SIGNS OF THE TIMES

January 2001

by Barry Stagg

Dachas on Trinity Bay

With the new millennium definitely on the go with the new year, I want to suggest a fresh set of awards to be ordained by our brand new Liberal government. The first is a bit of a derivative but one that should be available by dint of neglect and abandonment in recent times. This is the Order of Lenin. According to an Internet outfit calling itself the Russian Mint, the Lenin was officially established by a decision of the Presidium of the USSR Central Committee in 1930. However the Lenin went the way of the Czars in 1991 with the unlamented demise of the Soviet Dynasty.

The actual antecedents and heraldry of the Order of Lenin are set out by the folks at the Mint in the following summary which should help the Ottawa commissars in making a quick decision on this:

" The Lenin was officially established by a decision of the Presidium of the USSR Central Committee on April 6, 1930. The first pieces of the Order Of Lenin, 700 in all, were minted in silver. Four years later, in 1934, a gilded silver version of the Lenin was added. In 1936, Stalin recalled both the silver and the gilded silver specimens from their respective recipients. In their place, the recipients received a new Order Of Lenin, struck in gold and platinum for the first time. Gold remained the metal of choice until the last Order Of Lenin was struck in 1991, the final year of the Soviet Dynasty. "

These are great reasons to institute this honour and to announce a first Canadian recipient, one worthy of the award in all its statist grandeur. That person is Rick Mercer, state comedian par excellence, non pareil.

There is no need to be modest when praising the accomplishments of Comedian Mercer. This is a Newfoundlander well versed in the statecraft of working the crowd in a country dominated by the big business of government. He is a success and has both the notoriety and the audience command that make for large market share.

Comedian Mercer has now extended his performance resume to include pure political advocacy albeit of the comic variety. His urging of Internet users to abuse the hit counter on his web site in the service of his campaign to transform Stockwell Day into Doris Day was one that luckily evaded the ban on third party advertizing in the past federal election. Surely, this campaign contribution to the Liberal Party should tip the scales in his favour when the Central Committee in charge of such honours meets in Ottawa.

The task of lobbying the powers that be in the federal government should be directed primarily toward persuading them that the Order of Lenin is an appropriate import into Canada. Suffice it to say that with the socialist antecedents of Chairman Lenin, there should be little opposition to the conversion of this award on ideological grounds. The state of disuse of the trophy in the now re-constituted Russia should be a strong factor in getting the award ranked right up there with the Order of Canada as a special, perhaps even precious recognition for deserving public figures.
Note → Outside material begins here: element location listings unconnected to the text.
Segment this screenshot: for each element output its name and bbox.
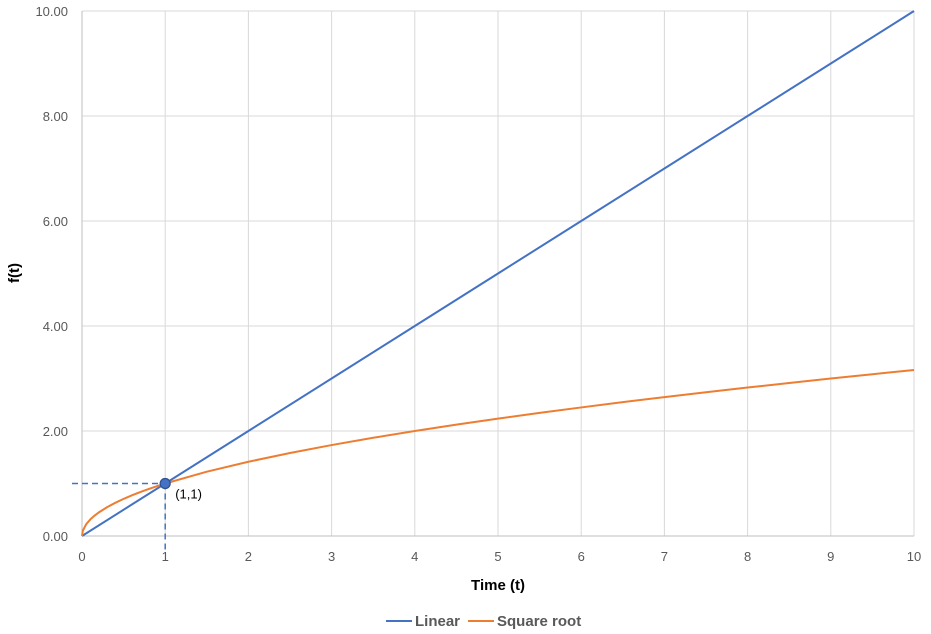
x-tick-label: 7 [661, 549, 668, 564]
x-tick-label: 2 [245, 549, 252, 564]
x-tick-label: 0 [78, 549, 85, 564]
y-tick-label: 6.00 [43, 214, 68, 229]
legend-item: Linear [386, 613, 460, 630]
x-axis-ticks: 0 1 2 3 4 5 6 7 8 9 10 [78, 549, 921, 564]
legend: Linear Square root [386, 613, 581, 630]
legend-label: Linear [415, 613, 460, 630]
series-line-linear [81, 10, 915, 537]
x-tick-label: 9 [827, 549, 834, 564]
annotation-layer: (1,1) [159, 477, 202, 502]
annotation-label: (1,1) [175, 487, 202, 502]
y-axis-ticks: 0.00 2.00 4.00 6.00 8.00 10.00 [35, 4, 68, 544]
x-axis-title: Time (t) [471, 577, 525, 594]
y-tick-label: 4.00 [43, 319, 68, 334]
x-tick-label: 1 [162, 549, 169, 564]
x-tick-label: 4 [411, 549, 418, 564]
y-axis-title: f(t) [6, 263, 23, 283]
x-tick-label: 5 [494, 549, 501, 564]
series-layer [72, 10, 915, 552]
x-tick-label: 8 [744, 549, 751, 564]
series-line-square-root [81, 369, 915, 537]
x-tick-label: 3 [328, 549, 335, 564]
x-tick-label: 6 [578, 549, 585, 564]
legend-item: Square root [468, 613, 581, 630]
y-tick-label: 2.00 [43, 424, 68, 439]
x-tick-label: 10 [907, 549, 921, 564]
y-tick-label: 10.00 [35, 4, 68, 19]
y-tick-label: 0.00 [43, 529, 68, 544]
gridlines [81, 10, 915, 537]
y-tick-label: 8.00 [43, 109, 68, 124]
annotation-marker [159, 477, 171, 490]
legend-label: Square root [497, 613, 581, 630]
There are other candidates for this kind of Order but none with the flourish and exemplary dedication to public service that Comedian Mercer has shown. Perhaps Donna Butt of Rising Tide Theatre renown might be deserving of an honourable mention, though not an outright award for her heroic efforts on the CBC Television show Counterspin. The work of Ms. Butt in demonstrating what a 'good' ACOA grant does, sort of like 'good cholesterol', apparently, was yeoman like, though not of the national character of the Comedian Mercer web site work. In recognition of her talents in the area of state industry, perhaps the government might consider importing that more common award of 'Hero of the State', coming as coincidence would have it, from the old Soviet regime. I leave that decision to the worthy commissars in the federal department of Industry, Trade and Commerce.

To this date there is no word from government as a whether or not Trinity Bay will substitute for the Black Sea as being a fit shoreline for the country homes or Dachas that typically accrued to the Soviet recipients of such gestures of privilege, honour and distinguished service to state industry. Again the appropriate decision remains in the hands of those charged by the Central Committee of government in the federal Industry department, where, I am told, the minister is a representative of the good folk of that great, if not far greater, Bay.